Joined by a full audience of more than 100 MBA and undergraduate students, Frye started off his presentation by taking the audience through his career progression. His story started in 1971, with his family’s move from Detroit to California in their Ford Fairlane. His parents purchased a house that was two blocks from the beach for $15,000. Frye and his family quickly set to renovating the property themselves and months later, the family sold the house for more than double the purchase price. Next, he mentioned his time as a member of the wait staff at Denny’s. Frye was very intentional with this inclusion, as he said, “You need to appreciate the job that you are doing because all these skills will come back and be useful.” He cited the need to multi-task as a waiter and how important it can be in the marketplace.
Following obtaining his BA in Marketing and Finance from the University of South Florida, Frye took a job as a real estate analyst. As he was reviewing a closing statement, he saw that the broker would receive a big commission on the deal and decided that was the route for him. He landed a job as a broker with Grubb and Ellis. There, he bought a 70-pound “portable” IBM computer for $5,000 and learned how to compute discounted cash flows. He was the only person at that office who could do a discounted cash flow on a computer, and he was consistently brought into meetings to “work his magic” on the computer. Frye emphasized the importance of having a skill that differentiates you in the workplace. He said, “I figured out what that was going to be, and I worked at it.”
In 2002, after four years at Grubb and Ellis, Frye was offered the job as President and CEO at Colliers. Frye took the job and began a much bigger “renovation” than he and his family had overseen on their property in California. He wanted Colliers to take on the role as the leader in the experience field of real estate brokerage. He recognized that there were already strong players in the other brokerage specialization areas and felt that Colliers could make a strong play by focusing on providing a great experience for their clientele. Frye stated that when your business is seen as a commodity, how you deliver the product has a heightened importance. He used Starbucks as an example and detailed how Starbucks decided that they were going to make the play to not just serve great coffee, but to become the third meeting place that people frequent (home and office being the other two).
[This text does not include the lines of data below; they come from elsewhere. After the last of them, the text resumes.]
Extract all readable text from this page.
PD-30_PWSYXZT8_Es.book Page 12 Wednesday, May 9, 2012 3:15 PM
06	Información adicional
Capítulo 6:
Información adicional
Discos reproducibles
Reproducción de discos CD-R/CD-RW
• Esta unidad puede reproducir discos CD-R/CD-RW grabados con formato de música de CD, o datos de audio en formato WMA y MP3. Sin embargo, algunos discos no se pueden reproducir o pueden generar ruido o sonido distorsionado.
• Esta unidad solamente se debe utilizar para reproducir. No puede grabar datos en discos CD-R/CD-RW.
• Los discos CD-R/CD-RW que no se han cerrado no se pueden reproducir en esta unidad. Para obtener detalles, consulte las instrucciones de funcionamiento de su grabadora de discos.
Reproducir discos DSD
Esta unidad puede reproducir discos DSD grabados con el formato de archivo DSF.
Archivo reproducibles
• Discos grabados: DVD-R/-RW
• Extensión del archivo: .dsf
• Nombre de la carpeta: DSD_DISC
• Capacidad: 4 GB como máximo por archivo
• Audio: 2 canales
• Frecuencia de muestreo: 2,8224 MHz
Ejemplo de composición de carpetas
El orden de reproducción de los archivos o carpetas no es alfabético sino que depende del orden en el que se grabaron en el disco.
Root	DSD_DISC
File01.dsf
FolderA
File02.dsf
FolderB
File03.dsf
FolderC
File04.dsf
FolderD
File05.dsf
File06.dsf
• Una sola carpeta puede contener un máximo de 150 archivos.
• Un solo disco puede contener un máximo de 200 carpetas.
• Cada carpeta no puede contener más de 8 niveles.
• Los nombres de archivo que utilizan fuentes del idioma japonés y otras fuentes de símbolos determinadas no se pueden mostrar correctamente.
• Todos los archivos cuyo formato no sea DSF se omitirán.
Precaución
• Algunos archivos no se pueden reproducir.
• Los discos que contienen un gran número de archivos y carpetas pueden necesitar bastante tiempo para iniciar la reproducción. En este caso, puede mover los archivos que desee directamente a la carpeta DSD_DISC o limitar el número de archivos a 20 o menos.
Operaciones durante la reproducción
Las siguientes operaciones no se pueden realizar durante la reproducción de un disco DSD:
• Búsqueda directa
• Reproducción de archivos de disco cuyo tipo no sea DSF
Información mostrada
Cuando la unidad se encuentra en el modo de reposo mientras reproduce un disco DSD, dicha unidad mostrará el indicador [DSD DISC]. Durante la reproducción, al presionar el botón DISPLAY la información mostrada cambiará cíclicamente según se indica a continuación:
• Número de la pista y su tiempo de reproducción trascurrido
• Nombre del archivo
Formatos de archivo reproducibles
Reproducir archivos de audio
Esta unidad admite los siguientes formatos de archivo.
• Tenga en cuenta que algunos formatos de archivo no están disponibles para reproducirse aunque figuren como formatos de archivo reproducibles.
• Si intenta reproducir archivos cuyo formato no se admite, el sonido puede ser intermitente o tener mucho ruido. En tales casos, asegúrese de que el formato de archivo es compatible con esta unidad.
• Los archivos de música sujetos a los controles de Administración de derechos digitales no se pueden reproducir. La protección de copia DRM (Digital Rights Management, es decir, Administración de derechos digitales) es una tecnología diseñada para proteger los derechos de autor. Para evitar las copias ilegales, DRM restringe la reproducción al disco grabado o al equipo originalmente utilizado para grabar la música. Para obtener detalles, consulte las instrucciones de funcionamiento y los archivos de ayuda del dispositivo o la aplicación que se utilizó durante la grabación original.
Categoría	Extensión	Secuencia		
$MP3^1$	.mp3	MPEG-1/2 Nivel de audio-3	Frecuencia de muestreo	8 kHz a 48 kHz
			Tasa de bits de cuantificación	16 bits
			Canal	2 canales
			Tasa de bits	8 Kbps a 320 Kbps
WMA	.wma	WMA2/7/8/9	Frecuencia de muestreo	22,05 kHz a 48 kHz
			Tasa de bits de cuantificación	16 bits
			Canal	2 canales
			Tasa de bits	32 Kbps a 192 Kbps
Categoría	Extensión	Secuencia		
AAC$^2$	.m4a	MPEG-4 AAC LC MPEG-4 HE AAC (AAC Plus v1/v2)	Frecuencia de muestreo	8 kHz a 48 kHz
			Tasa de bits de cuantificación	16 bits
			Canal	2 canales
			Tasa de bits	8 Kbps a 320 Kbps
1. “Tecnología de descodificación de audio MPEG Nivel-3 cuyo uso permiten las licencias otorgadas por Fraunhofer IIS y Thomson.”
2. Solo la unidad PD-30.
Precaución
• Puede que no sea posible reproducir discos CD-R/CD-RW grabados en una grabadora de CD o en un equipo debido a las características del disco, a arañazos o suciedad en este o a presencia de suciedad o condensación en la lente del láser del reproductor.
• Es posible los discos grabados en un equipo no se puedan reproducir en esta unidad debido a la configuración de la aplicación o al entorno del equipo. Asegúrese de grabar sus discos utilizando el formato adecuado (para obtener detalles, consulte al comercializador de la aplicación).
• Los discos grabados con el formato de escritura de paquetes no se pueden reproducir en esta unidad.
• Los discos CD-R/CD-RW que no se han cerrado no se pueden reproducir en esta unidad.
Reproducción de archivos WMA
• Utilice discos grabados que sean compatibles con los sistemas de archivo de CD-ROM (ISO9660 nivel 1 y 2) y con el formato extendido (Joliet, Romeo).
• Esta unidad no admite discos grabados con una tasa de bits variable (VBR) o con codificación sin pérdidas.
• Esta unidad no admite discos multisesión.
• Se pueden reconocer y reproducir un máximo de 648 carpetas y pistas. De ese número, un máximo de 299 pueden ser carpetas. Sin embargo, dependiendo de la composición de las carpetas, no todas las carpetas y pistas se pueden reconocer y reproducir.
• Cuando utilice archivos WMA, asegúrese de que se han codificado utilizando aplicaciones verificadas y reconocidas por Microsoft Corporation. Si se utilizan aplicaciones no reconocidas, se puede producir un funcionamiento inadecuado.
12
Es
Frye refocused the company’s core values to more closely align with the company’s new trajectory. Those values are:
- Service – to provide memorable service
- Expertise – to be great at something
- Community – to commit to being active around the globe
- Fun – to celebrate successes
The inspiration for the Innovator Series Award was derived from the paper "Tradition and Innovation," written by Professor Stephen Malpezzi, chair of the Real Estate Department at UW-Madison. The paper's central theme is that a rich history cannot be established without continually implementing innovation. Previous recipients of the award include Michael Ashner of Winthrop Realty, Nick Billotti of Turner Construction, Laurence Geller of Strategic Hotels and Resorts, David Brain of Entertainment Properties Trust, and Hersch Klaff of Klaff Realty.
Jordan Denzer comes to Madison from Dallas, TX (it is often joked that he is one of the international students). Previously, Jordan managed corporate flexible spending accounts, but decided that he wanted to get into real estate development, which initiated the move to Madison. Currently, Jordan is interested in getting into historic redevelopment and/or mixed-use development projects.